The only answer I can come up with is that it’s pure politics: Ryan didn’t want to be seen as attacking both pillars of support for the elderly with one blow. Yet frankly I would rather see modifications in Social Security than in Medicare. With Social Security, lower benefits are bad, but they are predictable (and indexed to an appropriate index). With Medicare, beside the fact that vouchers will be capped below the rate of health care inflation, there are other major risks: the risk that the private insurance market will not develop affordable plans for seniors (look what a great job they’ve done with the non-employer market so far) and the risk that health care costs will grow even faster than projected.
Yet Ryan decided to go after Medicare. And, according to David Brooks, “His proposal will set the standard of seriousness for anybody who wants to play in this discussion.”
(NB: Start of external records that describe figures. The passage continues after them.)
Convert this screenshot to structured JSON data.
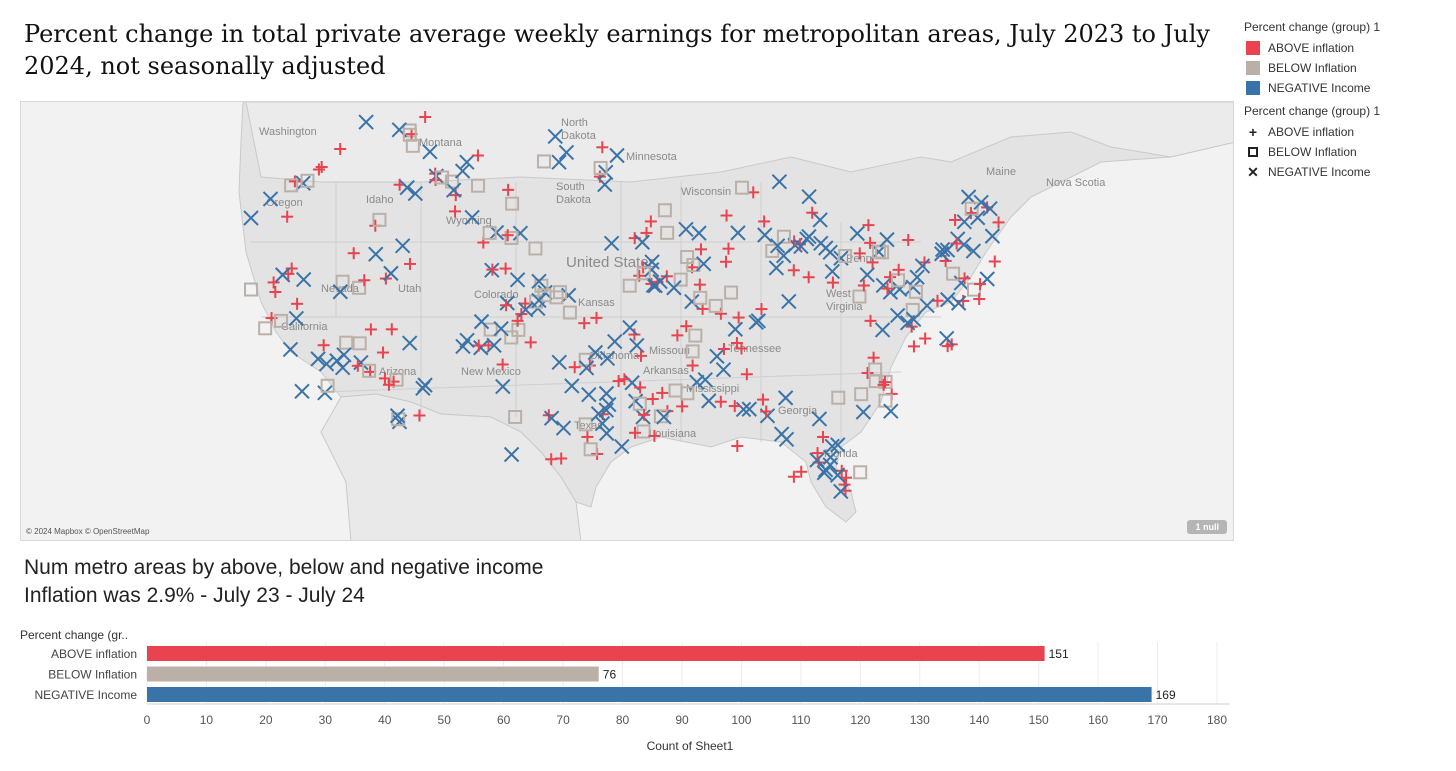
{
  "title": "Percent change in total private average weekly earnings for metropolitan areas, July 2023 to July 2024, not seasonally adjusted",
  "map": {
    "attribution": "© 2024 Mapbox © OpenStreetMap",
    "null_badge": "1 null",
    "labels": [
      "Washington",
      "Montana",
      "North Dakota",
      "Minnesota",
      "Maine",
      "Nova Scotia",
      "Wisconsin",
      "South Dakota",
      "Oregon",
      "Idaho",
      "Wyoming",
      "United States",
      "Nevada",
      "Utah",
      "Colorado",
      "Kansas",
      "California",
      "Missouri",
      "Penn.",
      "West Virginia",
      "Oklahoma",
      "Arkansas",
      "Arizona",
      "New Mexico",
      "Tennessee",
      "Mississippi",
      "Georgia",
      "Texas",
      "Louisiana",
      "Florida"
    ]
  },
  "legend": {
    "color_header": "Percent change (group) 1",
    "shape_header": "Percent change (group) 1",
    "items": [
      {
        "label": "ABOVE inflation",
        "color": "#e8434e",
        "symbol": "+"
      },
      {
        "label": "BELOW Inflation",
        "color": "#bbb0a8",
        "symbol": "square"
      },
      {
        "label": "NEGATIVE Income",
        "color": "#3a73a8",
        "symbol": "x"
      }
    ]
  },
  "subtitle_1": "Num metro areas by above, below and negative income",
  "subtitle_2": "Inflation was 2.9% - July 23 - July 24",
  "chart_data": {
    "type": "bar",
    "orientation": "horizontal",
    "row_header": "Percent change (gr..",
    "categories": [
      "ABOVE inflation",
      "BELOW Inflation",
      "NEGATIVE Income"
    ],
    "values": [
      151,
      76,
      169
    ],
    "colors": [
      "#e8434e",
      "#bbb0a8",
      "#3a73a8"
    ],
    "xlabel": "Count of Sheet1",
    "xlim": [
      0,
      180
    ],
    "ticks": [
      0,
      10,
      20,
      30,
      40,
      50,
      60,
      70,
      80,
      90,
      100,
      110,
      120,
      130,
      140,
      150,
      160,
      170,
      180
    ]
  }
}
No. Seriousness means doing something about health care costs themselves — not transferring the fiscal problem to households. And while we may not all agree with the details, the Obama administration’s health care reform bill took a serious swipe at those costs. And the Ryan plan would largely cripple health care reform’s efforts to ensure universal, affordable coverage, mainly by eliminating the individual mandate and subsidies for poor people. Instead of being serious about health care costs, Ryan’s plan just tries to make them vanish, hoping we won’t realize that they’ll show up in our own household budgets.
But my daughter doesn’t believe in magic. And she’s only four years old. So neither should you.
**I’m referring to the extended baseline scenario, not the alternative scenario, which is more accurate in some ways. But I think this is appropriate here. The problem with the extended baseline scenario is that it is not politically feasible (i.e, we expect Congress to change current law because the extended baseline scenario is politically unpleasant). But the same problem applies to Ryan’s proposal.
*** I’m also not sure if the Ryan plan preserves insurance against poor health. I believe there is a prohibition against medical underwriting, a requirement that plans charge the same amount to all members, and a risk-spreading mechanism that shifts money between plans. These should limit cherry-picking, although obviously not as well as the current single payer system.
****You could say that this is irrelevant because the government’s tax base is those same households, but you would be wrong. The government can shift burdens among income groups or even among generations to cope with sudden shocks (e.g., the post-World War II generations paid for World War II, and no one complained about that), while households can’t.